Calendula: Calendula salves have been used to encourage wound healing, ease bruising and also treat infections associated with wounds. It also is known as a precursor for ceramide production in the skin, supporting collagen production, and being generally nutritive for the skin.
Comfrey: Comfrey is used in salves for cuts, burns, skin ulcers, varicose veins, bronchitis, bone healing and rheumatism. It is not to be overused but is a fabulous herb when used in small dosages, in a blended oil, like our base oil for example.
St. John’s Wort: Is considered to be anti-inflammatory and antiviral and is often used in salve for burns and for nerve pain.
Burdock: Burdock root has been used throughout herbal history for treatment of eczema, psoriasis, candida, burns, and rashes. It is known by herbalists to be antimicrobial, anti-inflammatory, anti-microbial and regenerative.
Thyme: Thyme is known to be a powerful antiseptic, antibacterial, and a strong antioxidant. Is also contributes a lovely gentle aroma to the oil it is infused in.
Plantain: Plantain is great topically for bites, and stings as well as all kinds of skin irritations including yeast and non-yeast diaper rashes.
We blend these herbs, and measure it into scoop it into glass jars. We use glass instead of plastic, to avoid the leaching of pthalates and other toxins from plastic into the oil.

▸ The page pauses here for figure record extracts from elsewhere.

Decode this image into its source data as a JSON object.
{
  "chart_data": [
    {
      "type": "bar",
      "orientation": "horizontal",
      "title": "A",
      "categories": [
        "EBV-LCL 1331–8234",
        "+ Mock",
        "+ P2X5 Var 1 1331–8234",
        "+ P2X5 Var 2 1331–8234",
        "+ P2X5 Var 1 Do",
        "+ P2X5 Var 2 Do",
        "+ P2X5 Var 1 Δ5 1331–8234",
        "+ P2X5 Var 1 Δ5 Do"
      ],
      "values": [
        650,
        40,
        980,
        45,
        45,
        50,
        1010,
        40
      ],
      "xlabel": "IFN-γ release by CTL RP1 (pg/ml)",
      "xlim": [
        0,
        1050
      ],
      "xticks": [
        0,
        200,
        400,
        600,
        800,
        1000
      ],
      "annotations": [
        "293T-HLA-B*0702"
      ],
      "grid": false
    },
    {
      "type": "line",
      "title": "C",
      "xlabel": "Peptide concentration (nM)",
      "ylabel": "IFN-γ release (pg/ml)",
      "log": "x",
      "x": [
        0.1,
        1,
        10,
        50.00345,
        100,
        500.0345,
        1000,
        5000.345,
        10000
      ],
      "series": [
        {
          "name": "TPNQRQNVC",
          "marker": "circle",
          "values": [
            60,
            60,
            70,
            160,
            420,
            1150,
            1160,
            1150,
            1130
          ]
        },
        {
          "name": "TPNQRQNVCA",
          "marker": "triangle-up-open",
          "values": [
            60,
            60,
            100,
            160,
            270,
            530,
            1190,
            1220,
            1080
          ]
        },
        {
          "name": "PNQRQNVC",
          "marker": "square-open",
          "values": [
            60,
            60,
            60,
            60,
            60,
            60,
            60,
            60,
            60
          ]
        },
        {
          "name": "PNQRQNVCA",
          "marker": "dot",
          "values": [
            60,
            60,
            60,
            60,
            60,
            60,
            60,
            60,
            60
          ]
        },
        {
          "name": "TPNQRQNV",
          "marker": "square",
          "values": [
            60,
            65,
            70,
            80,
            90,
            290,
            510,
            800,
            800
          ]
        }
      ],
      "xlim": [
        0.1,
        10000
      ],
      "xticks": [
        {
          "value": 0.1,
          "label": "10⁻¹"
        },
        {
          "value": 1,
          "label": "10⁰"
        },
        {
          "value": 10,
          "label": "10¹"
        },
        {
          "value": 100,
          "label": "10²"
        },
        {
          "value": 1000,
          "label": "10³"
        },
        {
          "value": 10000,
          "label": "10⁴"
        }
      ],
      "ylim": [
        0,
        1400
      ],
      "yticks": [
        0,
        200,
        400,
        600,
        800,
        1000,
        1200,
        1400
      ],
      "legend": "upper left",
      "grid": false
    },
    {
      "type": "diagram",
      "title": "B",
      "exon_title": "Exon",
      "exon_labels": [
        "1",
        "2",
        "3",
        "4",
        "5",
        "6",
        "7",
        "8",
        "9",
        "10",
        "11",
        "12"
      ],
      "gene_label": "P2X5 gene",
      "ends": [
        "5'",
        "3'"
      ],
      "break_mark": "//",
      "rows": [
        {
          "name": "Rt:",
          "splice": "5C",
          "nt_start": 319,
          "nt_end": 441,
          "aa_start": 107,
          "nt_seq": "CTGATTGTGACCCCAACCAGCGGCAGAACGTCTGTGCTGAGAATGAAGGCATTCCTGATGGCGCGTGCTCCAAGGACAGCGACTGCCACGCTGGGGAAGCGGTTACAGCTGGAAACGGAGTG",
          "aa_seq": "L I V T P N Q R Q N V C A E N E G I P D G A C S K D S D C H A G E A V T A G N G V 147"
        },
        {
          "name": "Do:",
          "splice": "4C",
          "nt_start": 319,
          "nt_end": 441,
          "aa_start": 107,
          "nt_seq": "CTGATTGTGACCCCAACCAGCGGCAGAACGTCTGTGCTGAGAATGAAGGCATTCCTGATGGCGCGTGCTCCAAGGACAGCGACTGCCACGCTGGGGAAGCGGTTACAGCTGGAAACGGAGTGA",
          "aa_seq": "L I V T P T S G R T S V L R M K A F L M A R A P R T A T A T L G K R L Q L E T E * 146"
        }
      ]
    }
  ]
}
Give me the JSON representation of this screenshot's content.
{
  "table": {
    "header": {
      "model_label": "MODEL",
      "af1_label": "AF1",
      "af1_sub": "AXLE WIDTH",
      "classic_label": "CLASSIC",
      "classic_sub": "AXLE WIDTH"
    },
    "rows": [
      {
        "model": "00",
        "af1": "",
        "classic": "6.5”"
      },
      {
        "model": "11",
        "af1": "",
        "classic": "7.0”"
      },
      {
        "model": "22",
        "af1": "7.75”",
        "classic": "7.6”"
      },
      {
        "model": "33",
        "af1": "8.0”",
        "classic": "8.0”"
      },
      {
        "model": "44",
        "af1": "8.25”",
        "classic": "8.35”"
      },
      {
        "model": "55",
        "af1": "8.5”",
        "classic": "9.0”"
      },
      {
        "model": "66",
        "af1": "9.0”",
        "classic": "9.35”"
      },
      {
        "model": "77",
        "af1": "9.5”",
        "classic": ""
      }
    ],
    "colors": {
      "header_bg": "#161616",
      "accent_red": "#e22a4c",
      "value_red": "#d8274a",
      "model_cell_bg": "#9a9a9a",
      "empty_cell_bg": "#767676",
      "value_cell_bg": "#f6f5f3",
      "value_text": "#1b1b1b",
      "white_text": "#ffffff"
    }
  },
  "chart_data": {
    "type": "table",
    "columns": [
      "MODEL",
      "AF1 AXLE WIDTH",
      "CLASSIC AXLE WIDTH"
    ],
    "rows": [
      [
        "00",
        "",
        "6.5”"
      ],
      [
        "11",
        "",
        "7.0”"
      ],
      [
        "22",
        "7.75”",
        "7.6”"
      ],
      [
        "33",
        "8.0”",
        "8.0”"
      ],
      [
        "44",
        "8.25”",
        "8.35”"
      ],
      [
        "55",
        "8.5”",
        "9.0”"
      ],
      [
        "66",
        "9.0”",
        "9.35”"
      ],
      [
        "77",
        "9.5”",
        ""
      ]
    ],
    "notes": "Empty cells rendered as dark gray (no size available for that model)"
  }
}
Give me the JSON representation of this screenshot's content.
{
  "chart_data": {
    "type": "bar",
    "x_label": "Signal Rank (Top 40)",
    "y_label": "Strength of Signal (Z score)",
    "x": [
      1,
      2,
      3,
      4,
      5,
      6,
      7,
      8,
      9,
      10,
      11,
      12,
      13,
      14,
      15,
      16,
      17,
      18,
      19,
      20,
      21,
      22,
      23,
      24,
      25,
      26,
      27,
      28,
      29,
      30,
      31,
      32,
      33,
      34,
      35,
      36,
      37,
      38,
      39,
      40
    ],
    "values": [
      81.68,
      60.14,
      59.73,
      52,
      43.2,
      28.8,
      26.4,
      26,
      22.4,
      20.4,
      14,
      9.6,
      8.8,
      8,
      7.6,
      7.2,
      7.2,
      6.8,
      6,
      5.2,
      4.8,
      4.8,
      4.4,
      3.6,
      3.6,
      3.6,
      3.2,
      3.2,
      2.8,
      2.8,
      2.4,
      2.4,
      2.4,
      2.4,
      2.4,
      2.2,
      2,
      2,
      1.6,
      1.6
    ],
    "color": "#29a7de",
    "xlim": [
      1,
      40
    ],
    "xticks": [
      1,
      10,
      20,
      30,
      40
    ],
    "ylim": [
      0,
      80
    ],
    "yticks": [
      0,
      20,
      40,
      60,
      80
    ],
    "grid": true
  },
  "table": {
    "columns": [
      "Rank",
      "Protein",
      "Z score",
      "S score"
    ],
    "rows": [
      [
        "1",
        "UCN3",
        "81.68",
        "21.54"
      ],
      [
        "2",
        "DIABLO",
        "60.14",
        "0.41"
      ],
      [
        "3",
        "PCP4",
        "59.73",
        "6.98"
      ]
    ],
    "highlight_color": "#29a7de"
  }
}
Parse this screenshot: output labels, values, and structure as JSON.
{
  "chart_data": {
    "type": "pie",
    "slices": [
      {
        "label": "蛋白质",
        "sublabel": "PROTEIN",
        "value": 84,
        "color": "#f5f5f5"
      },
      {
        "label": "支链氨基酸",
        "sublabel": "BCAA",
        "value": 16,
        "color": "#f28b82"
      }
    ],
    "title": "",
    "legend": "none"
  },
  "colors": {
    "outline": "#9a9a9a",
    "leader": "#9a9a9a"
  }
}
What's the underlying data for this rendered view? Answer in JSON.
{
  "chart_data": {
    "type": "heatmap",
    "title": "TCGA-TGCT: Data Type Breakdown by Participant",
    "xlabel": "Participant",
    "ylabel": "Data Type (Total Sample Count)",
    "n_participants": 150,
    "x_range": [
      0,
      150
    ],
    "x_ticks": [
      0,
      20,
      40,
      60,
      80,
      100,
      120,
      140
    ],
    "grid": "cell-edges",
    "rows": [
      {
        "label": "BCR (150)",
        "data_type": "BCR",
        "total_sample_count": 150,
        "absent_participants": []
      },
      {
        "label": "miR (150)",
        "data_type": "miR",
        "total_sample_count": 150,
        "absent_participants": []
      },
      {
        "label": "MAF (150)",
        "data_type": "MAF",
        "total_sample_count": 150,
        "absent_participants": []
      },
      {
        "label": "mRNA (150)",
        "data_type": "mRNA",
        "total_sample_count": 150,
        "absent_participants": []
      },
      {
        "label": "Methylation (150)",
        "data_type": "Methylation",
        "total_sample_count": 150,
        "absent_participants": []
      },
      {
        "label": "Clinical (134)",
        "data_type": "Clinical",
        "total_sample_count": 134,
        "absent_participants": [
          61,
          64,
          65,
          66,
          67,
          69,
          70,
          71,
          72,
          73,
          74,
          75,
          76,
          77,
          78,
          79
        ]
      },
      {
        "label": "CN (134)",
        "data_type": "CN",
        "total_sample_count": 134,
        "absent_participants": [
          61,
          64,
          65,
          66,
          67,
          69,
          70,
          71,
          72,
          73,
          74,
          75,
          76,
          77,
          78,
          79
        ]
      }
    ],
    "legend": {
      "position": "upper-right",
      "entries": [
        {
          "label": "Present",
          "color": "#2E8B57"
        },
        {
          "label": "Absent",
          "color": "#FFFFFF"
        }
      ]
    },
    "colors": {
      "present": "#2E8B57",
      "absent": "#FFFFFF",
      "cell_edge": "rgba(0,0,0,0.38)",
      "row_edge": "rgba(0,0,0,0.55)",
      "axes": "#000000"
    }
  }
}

We then ﬁll the jar with Italian non-GMO grapeseed oil. Grapeseed oil is our carrier oil of choice because it is hypoallergenic and highly absorbable into the skin and thus delivers the healing our herbs have to offer very nicely. We also love that it has a neutral scent and a good shelf life compared to olive oil for example. This means we can avoid using any preservatives in our salve aside from vitamin E, which is important to us because preservatives tend to be toxic.
2: Strain out the oil: We keep the glass jars infusing in a cold dark environment for a minimum of 6 weeks. The change is visible, the oil becomes a gorgeous dark green, full of nutrients. Some salvemakers like to keep the herbs after they are strained and use them for compost. We use a cheesecloth bag to strain the oil. We recommend not wearing any clothing you care about for this part, oil stains.
3. Gently heat, blend and pour: Now comes the salve making part. We gently and carefully heat the oil in a double boiler, just enough to melt the beeswax. We add beautiful, domestic beeswax, and organic extra virgin coconut oil and allow it all to liquify. We add a little vitamin E, and our essential oils when appropriate. Once the essential oils go in, they start to evaporate quickly so its a little tricky. You donʼt want to pour so fast that it spills and makes a big mess, cleaning salve jars is a seriously annoying task. You donʼt want to give the essential oils time to evaporate either though, so this step is a bit of an acquired skill.
4. Let it cool down: Allow to fully cool before moving, touching or capping. If you have young children, they may love to watch it cool, as the color change moves up the jar.
Tea Tree: known for its antiseptic and its antifungal properties.
Rosemary: known for its stimulating and natural preservative activity.
Thuja (cedar leaf): known for its astringent, antiviral, and bug repellant properties.
Now you have it, all our secrets. You can go make some salve of your own. Have fun!
Or, you could, of course just buy ours.